My sister was talking to me the other day and told me something that got me thinking.
Now before I continue, I need to tell you, I had wondered about my father for a while. My father just seems different. He just has this social awkwardness to him. My parents marriage seemed "nice" but not much more.
Now, my sister was telling me about a conversation she had with my dad when he started reminiscing. He started talking about how he and his buddy would go out to the local bars. Then he started telling her about how he and his buddy were drinking and started dancing together at one of the bars.
My sister said there was a light in his eyes she had not seen in a long time as he talked about the dance. She also said he just had this giggle in his voice as he told the story.
For some years now, I had wondered if my parents' marriage was one that the ex-gay people would have approved. I had wondered if my dad denied his feelings and did what he was "supposed" to do. Now hearing this story, I continue to wonder.

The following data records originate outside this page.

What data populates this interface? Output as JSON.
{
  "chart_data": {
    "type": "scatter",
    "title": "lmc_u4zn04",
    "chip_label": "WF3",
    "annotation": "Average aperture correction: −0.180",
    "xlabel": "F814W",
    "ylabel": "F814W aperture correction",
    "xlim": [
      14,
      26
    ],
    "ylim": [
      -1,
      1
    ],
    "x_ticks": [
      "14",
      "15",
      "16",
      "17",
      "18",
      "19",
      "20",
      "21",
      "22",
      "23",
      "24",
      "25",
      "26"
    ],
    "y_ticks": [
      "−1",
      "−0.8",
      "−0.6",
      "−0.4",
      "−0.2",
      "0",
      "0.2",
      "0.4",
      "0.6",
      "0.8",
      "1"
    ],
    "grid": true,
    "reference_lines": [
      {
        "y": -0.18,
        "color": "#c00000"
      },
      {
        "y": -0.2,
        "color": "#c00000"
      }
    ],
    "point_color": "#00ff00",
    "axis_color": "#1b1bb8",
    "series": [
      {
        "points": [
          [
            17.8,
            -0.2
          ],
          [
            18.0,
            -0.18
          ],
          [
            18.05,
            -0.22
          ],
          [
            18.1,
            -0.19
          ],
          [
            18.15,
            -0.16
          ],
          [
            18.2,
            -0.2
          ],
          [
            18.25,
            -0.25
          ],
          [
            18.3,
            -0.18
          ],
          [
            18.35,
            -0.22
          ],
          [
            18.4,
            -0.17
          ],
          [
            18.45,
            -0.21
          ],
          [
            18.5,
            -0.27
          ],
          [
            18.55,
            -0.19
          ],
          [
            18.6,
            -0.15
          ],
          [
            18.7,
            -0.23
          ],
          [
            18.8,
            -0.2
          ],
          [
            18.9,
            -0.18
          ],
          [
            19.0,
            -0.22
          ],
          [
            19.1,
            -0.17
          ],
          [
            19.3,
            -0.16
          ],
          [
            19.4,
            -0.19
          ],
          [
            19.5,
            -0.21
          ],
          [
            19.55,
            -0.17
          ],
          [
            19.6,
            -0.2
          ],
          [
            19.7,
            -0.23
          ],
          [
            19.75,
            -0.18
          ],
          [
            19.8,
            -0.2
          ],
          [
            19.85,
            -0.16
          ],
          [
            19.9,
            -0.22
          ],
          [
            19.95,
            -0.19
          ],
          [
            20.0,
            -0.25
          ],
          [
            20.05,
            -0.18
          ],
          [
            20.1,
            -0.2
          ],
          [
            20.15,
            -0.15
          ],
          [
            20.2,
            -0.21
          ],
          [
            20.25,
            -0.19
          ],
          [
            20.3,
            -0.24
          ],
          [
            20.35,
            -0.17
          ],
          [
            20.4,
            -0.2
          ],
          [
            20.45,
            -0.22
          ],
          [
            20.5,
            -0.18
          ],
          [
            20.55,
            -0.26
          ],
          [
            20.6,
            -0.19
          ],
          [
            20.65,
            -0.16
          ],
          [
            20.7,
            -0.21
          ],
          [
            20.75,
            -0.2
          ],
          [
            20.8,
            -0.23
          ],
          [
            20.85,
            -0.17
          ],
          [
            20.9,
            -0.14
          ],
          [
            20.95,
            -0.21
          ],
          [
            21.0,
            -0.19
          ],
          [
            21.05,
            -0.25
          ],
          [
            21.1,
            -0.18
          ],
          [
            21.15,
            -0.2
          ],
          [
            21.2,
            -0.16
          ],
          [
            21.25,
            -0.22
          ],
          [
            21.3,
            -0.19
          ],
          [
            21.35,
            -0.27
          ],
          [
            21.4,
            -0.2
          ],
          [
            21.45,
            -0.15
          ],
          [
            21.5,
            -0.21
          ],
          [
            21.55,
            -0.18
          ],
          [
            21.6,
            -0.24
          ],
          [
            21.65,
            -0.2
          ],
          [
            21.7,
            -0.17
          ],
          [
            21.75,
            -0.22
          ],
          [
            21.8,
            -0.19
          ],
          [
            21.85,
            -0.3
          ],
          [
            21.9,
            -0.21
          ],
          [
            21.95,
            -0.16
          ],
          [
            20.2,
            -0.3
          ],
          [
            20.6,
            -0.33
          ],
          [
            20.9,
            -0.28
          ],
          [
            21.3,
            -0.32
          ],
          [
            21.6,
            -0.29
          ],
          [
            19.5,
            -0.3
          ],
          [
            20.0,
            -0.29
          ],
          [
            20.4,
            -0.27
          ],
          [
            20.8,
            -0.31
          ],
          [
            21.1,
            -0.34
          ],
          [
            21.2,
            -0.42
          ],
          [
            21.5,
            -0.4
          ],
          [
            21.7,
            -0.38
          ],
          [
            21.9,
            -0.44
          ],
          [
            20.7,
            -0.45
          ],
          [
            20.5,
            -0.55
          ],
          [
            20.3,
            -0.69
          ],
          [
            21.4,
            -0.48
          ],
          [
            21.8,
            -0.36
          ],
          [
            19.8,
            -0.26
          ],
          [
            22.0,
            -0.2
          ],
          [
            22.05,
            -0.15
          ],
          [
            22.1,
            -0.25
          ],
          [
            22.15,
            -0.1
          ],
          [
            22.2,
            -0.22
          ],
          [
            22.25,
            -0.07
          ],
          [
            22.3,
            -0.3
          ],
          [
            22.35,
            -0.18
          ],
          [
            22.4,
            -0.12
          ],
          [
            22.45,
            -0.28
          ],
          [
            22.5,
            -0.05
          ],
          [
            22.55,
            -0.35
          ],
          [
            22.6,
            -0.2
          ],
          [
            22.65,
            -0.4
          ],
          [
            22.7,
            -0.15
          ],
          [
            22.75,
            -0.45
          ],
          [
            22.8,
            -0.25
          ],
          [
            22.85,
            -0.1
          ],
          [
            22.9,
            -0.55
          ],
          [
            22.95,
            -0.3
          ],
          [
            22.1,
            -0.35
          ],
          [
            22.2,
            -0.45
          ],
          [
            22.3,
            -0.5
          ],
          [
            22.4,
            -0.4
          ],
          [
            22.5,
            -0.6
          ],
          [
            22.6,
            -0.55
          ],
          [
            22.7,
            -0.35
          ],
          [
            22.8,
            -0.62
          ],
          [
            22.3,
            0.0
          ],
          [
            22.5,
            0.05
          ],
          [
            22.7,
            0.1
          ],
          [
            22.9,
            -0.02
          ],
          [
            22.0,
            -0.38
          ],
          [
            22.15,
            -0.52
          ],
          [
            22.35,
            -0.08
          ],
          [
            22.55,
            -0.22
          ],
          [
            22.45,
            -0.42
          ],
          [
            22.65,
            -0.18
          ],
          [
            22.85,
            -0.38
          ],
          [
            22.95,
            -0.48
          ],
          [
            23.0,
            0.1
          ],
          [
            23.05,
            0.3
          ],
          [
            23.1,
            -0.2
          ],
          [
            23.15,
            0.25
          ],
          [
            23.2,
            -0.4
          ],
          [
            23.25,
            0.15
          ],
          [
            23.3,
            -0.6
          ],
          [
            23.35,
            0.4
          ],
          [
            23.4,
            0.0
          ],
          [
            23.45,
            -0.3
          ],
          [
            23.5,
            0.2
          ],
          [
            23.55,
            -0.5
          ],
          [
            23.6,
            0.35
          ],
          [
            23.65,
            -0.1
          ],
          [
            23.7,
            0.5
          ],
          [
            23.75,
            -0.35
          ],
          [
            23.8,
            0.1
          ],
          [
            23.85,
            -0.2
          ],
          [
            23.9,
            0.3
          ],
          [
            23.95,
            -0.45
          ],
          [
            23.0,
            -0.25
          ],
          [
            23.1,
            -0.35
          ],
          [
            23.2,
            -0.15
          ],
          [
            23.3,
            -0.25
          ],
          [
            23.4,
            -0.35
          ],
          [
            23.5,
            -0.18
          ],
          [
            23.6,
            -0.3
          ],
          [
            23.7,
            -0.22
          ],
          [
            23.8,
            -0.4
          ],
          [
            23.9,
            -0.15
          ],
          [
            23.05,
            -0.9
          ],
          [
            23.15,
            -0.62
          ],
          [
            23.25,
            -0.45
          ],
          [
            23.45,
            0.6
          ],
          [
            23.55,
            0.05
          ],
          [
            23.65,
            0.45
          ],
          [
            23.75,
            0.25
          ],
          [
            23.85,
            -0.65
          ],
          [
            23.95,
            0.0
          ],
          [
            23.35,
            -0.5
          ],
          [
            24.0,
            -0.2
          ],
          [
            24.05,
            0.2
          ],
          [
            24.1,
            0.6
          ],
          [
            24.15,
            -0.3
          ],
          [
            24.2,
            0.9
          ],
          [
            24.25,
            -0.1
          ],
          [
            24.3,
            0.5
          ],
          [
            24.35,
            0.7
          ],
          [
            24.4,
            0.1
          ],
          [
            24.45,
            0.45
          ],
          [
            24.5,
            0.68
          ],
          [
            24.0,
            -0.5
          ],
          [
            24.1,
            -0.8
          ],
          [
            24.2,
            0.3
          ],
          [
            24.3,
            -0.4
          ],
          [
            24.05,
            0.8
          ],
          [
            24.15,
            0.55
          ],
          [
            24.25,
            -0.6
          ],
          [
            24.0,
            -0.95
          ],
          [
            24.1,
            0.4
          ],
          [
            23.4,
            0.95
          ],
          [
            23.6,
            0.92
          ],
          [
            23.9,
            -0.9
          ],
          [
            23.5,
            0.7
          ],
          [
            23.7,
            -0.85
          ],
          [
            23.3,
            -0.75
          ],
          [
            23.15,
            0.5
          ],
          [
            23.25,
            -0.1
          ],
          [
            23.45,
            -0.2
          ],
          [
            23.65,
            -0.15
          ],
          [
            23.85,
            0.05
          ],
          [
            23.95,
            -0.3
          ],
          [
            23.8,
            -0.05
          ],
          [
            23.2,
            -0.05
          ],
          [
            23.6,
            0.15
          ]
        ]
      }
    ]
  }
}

If my dad is gay, it doesn't matter to me. It does make me sad, though. As long as I have known my dad, he seemed to be a husk. He would sit and stare. When we asked if he was ok, he would say he was fine. I now see that for most of my life, dad was depressed. I, too, take antidepressants, as does my sister. But I have to wonder if the depression was more than just chemical. Was my dad repressing his true feelings? Did he want to be spending his time dancing with his buddy instead of being at home raising a family?
Granted, I am here because of his choices, but, if my feelings are right, how sad for my dad and my mom. How sad to have to deny the feelings my dad was feeling. And how sad for my mom knowing she was only getting part of the man she married. I don't know if she ever had an inkling, but I do know the marriage was not a hotbed of passion.
When I hear about all the ex-gay movement pushing to banish those "dirty" feelings and go out and find a wife/husband, I have to wonder how many "nice," and not so nice, marriages they are creating. How many dads will be thinking back to that one dangerous dance all those years ago and suddenly light up and begin to giggle? How many moms will have to go though life feeling, if not knowing, they are only getting a part of the man they married?
I love my parents, and I hope my feelings are wrong. But if I am right, I feel so bad that they had to spend their lives pretending.
Benton, this, for good or ill, is my story. I wonder if one of my sons will think or even write your words about me someday.
Our choices were not as open - especially if we lived in small towns. From the perspective of the present day, those choices may appear to be cowardly or dishonest. Our decisions may have been tortured, but I assure you that we did what we thought was right.
I love the grace with which you wrote. That's the heERT OF YOUR FAITH.
that was (again) lovely
There's a whole generation of that sort of story. Some of them with 'gay lib' got out; others stayed where they are.
I am glad the next generations are not as prone to marry but be themsleves (conservativs and Mormon gays aside)
Your post brought tears to my eyes. Ters for Dad, for Mom, for you kids who only got part of a Dad, terars for the masses of marriages of convenience, tears for that long remembered and longed for dance. When will this society wake up and smell the rainbow? You write with such power; keep those thoughts and feelings coming and do not allow them to get bottled up and packed away to be regretted in the later years of life. You are loved.